Same issue here when trying to setup deploy1002 the successor of deploy1001: T265963#6660917

And same suggestion how to fix that Jaime made above. scap sync should NOT be allowed but scap deploy --init should be allowed. Then we wouldn't have puppet errors and could make sure everything is ok BEFORE having to switch the deployment server and making it the new active one.

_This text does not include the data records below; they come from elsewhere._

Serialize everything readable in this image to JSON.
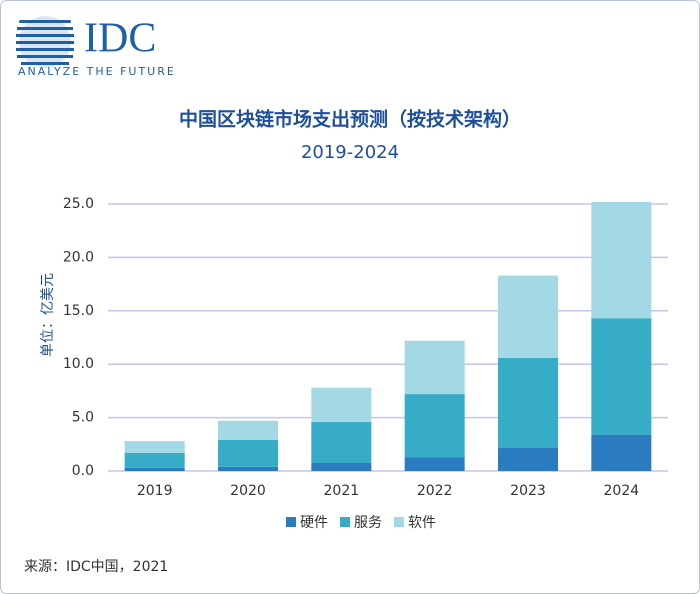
{
  "logo": {
    "name": "IDC",
    "tagline": "ANALYZE THE FUTURE"
  },
  "source": "来源：IDC中国，2021",
  "chart_data": {
    "type": "stacked-bar",
    "title": "中国区块链市场支出预测（按技术架构）",
    "subtitle": "2019-2024",
    "y_label": "单位：亿美元",
    "categories": [
      "2019",
      "2020",
      "2021",
      "2022",
      "2023",
      "2024"
    ],
    "series": [
      {
        "name": "硬件",
        "color": "#2a7bc0",
        "values": [
          0.3,
          0.4,
          0.75,
          1.3,
          2.15,
          3.4
        ]
      },
      {
        "name": "服务",
        "color": "#36acc7",
        "values": [
          1.4,
          2.5,
          3.85,
          5.9,
          8.45,
          10.9
        ]
      },
      {
        "name": "软件",
        "color": "#a2d9e5",
        "values": [
          1.1,
          1.8,
          3.2,
          5.0,
          7.7,
          10.9
        ]
      }
    ],
    "ylim": [
      0,
      25
    ],
    "yticks": [
      {
        "value": 0,
        "label": "0.0"
      },
      {
        "value": 5,
        "label": "5.0"
      },
      {
        "value": 10,
        "label": "10.0"
      },
      {
        "value": 15,
        "label": "15.0"
      },
      {
        "value": 20,
        "label": "20.0"
      },
      {
        "value": 25,
        "label": "25.0"
      }
    ],
    "grid": true,
    "legend": "bottom"
  }
}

One of the issue is that we only know that git exited with return code 128 and loose the useful stderr output. It seems to be swallowed by Scap.

That happens here, apparently:
rMSCA /scap/cli.py:247

there is a "scap-sync-master" command which can be run manually on new deployment servers, it takes care of /srv/mediawiki-staging and /srv/patches.

Additionally I added puppet code so that /srv/patches is handled like /srv/deployment with automatic rsync.

Finally you can run "scap pull" on a new host twice to fill up /srv/mediawiki and it should be fine (after maybe an error on first run).